For us it mean that we had to go back to the drawing board, and part of that was to more deeply explore the inherent contradictions of new and emerging regimes of mobility and immobility and the role of networking technologies within that. That resulted in the Open IM/Mobility issue we're presenting in NYC, October 9.

I think there is a lot to discuss and as I understand we will first do this via this list - looking forward to that!

Best wishes,


-> formal info below...

ElectroSmog: the quest for 'sustainable immobility' and the tele-presence conundrum.

The ElectroSmog festival organised in March 2010, was both a practical and theoretical exploration of the idea of a 'sustainable immobility' - a response to global mobility out of control and the desire to use networked connections to counterbalance the exponential growth of global mobility. Conducted entirely through remote connections, the festival linked up well over 20 locations distributed over 5 continents and a 20 hour time-zone spread.

No presenter was allowed to travel beyond their regional context while all events were staged in at least two locations, the aim was to investigate the possibility of staging a new type of international public gathering without the usual travel and mobility patterns attached. While the festival spurred a series of highly engaged debates, experimental projects, and remarkably few technical failures, it collided with audience dynamics.

The outcomes raised serious questions about the importance of embodied encounter to galvanise public experience and exchange, and the limits of the tele-presence paradigm. [1] They also discarded the somewhat naive idea that public involvement facilitated by physical encounter could be easily replaced by electronically mediated connections (real-time or otherwise).

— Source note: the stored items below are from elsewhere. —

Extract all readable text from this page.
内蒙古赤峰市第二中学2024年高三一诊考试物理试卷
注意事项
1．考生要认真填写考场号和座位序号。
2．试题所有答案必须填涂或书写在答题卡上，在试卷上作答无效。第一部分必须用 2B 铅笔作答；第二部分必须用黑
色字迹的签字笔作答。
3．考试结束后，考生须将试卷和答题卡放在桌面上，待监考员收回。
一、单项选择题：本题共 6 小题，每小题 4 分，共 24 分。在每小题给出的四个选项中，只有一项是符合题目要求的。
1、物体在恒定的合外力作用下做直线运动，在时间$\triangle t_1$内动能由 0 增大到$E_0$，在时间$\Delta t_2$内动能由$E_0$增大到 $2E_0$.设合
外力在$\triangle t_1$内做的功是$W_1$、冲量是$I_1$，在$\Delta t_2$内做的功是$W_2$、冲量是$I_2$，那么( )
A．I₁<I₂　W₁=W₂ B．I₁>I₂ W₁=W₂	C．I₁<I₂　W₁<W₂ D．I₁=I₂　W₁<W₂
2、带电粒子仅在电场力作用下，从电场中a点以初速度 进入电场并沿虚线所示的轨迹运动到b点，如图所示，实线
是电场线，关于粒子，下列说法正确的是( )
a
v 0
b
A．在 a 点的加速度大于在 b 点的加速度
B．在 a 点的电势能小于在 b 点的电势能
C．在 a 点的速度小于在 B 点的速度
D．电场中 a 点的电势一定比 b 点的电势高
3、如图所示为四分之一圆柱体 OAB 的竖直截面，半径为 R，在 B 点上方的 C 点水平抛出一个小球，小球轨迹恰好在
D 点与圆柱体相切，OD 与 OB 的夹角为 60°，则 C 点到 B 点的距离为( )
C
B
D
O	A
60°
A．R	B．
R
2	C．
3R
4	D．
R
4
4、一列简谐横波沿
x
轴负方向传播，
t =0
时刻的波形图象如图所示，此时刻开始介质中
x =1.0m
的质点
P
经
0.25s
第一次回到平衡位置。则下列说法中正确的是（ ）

Continued research focusses on a much deeper understanding of the contradictions of emerging regimes of im/mobility, which hold important implications for on-line learning and distance education. The first result of this continued investigation is the recent theme-issue Im/Mobility, Open, Journal for Art and the Public Domain [2], which expands the analysis considerably.


1 - The text: Distance versus Desire, provides a first breakdown and analysis of the outcomes of the festival:

2 - Open #21: Im/Mobility - Exploring the Boundaries of Hypermobility,, Spring 2011.